Stella, Yann et Jason sont suspectés d’avoir maltraité un bébé. Les preuves à charge manquent. Huit ans après les faits, personne ne semble vouloir reconnaître les faits.
Un nourrisson qui pleure et ne s’arrête plus de pleurer. Des jeunes parents qui, inquiets, décident d’emmener leur enfant à l’hôpital pour découvrir qu’il a peut-être pu être maltraité. Un hématome qui n’était pas là lors de la dernière visite médicale quelques jours plus tôt déclenche la machine judiciaire. Des blessures antérieures à l’hématome – une fracture de la clavicule notamment – sont découvertes.
Stella et Yann sont les premiers suspects. Jason, le compagnon de Cindy à l’époque, la sœur de Stella, est lui aussi soupçonné. L’affaire remonte à 2013. Les deux hommes auraient été seuls à la maison avec l’enfant. Il se serait mis à pleurer. Jason l’aurait sorti de son youpala, l’aurait pris dans ses bras et aurait marché avec lui pour le calmer en attendant que son père revienne des toilettes. Il lui aurait ensuite remis le petit Sydney. En jeune papa consciencieux, Yann aurait tenté de trouver la cause du malaise de son fils. «Il faisait des coliques. J’ai essayé de le soulager», dira le père à la barre de la 9e chambre criminelle du tribunal d’arrondissement de Luxembourg ce lundi. Ce n’est que quand les deux sœurs sont revenues de leur soirée que la décision sera prise d’aller à l’hôpital.
Aucun des trois prévenus n’aurait vu les autres avoir un geste violent envers l’enfant et aucun des trois n’en aurait eu. Jason avait indiqué à l’époque à Cindy et aux enquêteurs que le bébé lui avait glissé des mains, mais qu’il l’avait rattrapé de justesse avant qu’il ne tombe. À la barre ce lundi, il a indiqué avoir dit cela aux enquêteurs sous la pression du grand-père de l’enfant. «J’ai raconté cette histoire parce que le grand-père a dit que si personne ne disait rien, on nous enlèverait nos enfants, explique Jason. «Cindy était enceinte de notre première fille. Je ne voulais pas qu’elle paye pour quelque chose qu’elle n’avait pas fait.»
Jason aurait donc menti. L’ennui, ce sont les blessures plus anciennes trouvées par les médecins sur le corps de l’enfant. Il n’y aurait pas eu qu’un seul acte de négligence ou de maltraitance, souligne le procureur qui interroge Yann à ce sujet. Le papa du petit Sydney répond que Jason et Cindy étaient souvent chez eux et s’occupaient du bébé pendant la période durant laquelle les blessures ont pu être causées. «Mais je ne peux pas affirmer que Jason les a causées, je n’ai rien vu», précise le trentenaire en survêtement bleu.
Acquittement requis pour les prévenus
Jason conteste fermement par la voix de son avocat, Me Says, qui avance l’argument du faux témoignage. De plus, dit-il, les experts judiciaires nommés pour examiner les blessures de l’enfant les auraient jugées incompatibles avec la version des faits du jeune homme, selon l’homme de loi. «Nous n’avons aucun élément probant l’accusant», lance-t-il avant de demander l’acquittement de son client. Me Marques Dos Santos, l’avocat des parents, avance les mêmes arguments et plaide, lui aussi, en faveur d’un acquittement pour ses clients.

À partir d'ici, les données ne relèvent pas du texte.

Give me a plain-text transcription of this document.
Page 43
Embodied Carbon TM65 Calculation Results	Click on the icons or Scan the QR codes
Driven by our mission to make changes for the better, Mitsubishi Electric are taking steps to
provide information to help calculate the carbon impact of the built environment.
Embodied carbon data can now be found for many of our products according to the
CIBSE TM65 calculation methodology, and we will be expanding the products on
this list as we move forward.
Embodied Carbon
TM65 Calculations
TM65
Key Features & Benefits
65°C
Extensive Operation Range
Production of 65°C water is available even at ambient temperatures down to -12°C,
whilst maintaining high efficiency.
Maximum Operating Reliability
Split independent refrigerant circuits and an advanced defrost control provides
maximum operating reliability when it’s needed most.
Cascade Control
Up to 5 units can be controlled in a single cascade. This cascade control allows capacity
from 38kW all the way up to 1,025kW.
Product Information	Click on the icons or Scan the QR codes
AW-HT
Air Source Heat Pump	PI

«Ce sont des parents qui font tout ce qu’ils peuvent pour leurs enfants. Ils vont souvent à l’hôpital et sont très prudents, note-t-il. L’enfant n’a pas de séquelles.» Au contraire, huit ans après les faits, il serait en bonne santé et très bon élève. «On ne sait toujours pas ce qui s’est passé et on ne le saura sans doute jamais», poursuit l’avocat qui espère que le bénéfice du doute pourra profiter à ses clients. Comme son confrère, il plaide le dépassement du délai raisonnable endéans lequel un procès doit avoir lieu pour tenter d’obtenir une réduction de peine si une peine devait être prononcée.
Le représentant du ministère public à qui revient la charge de la preuve – mais qui dit ne pas en avoir dans cette affaire – requiert également l’acquittement pour les trois prévenus. Il part du principe que dans l’énervement ou la fatigue, face à un bébé en pleurs, sans s’en rendre compte, l’un ou l’autre ait pu avoir un geste malvenu et malheureux envers l’enfant.
L’affaire est prise en délibéré par la 9e chambre criminelle. Le prononcé est fixé au 19 octobre.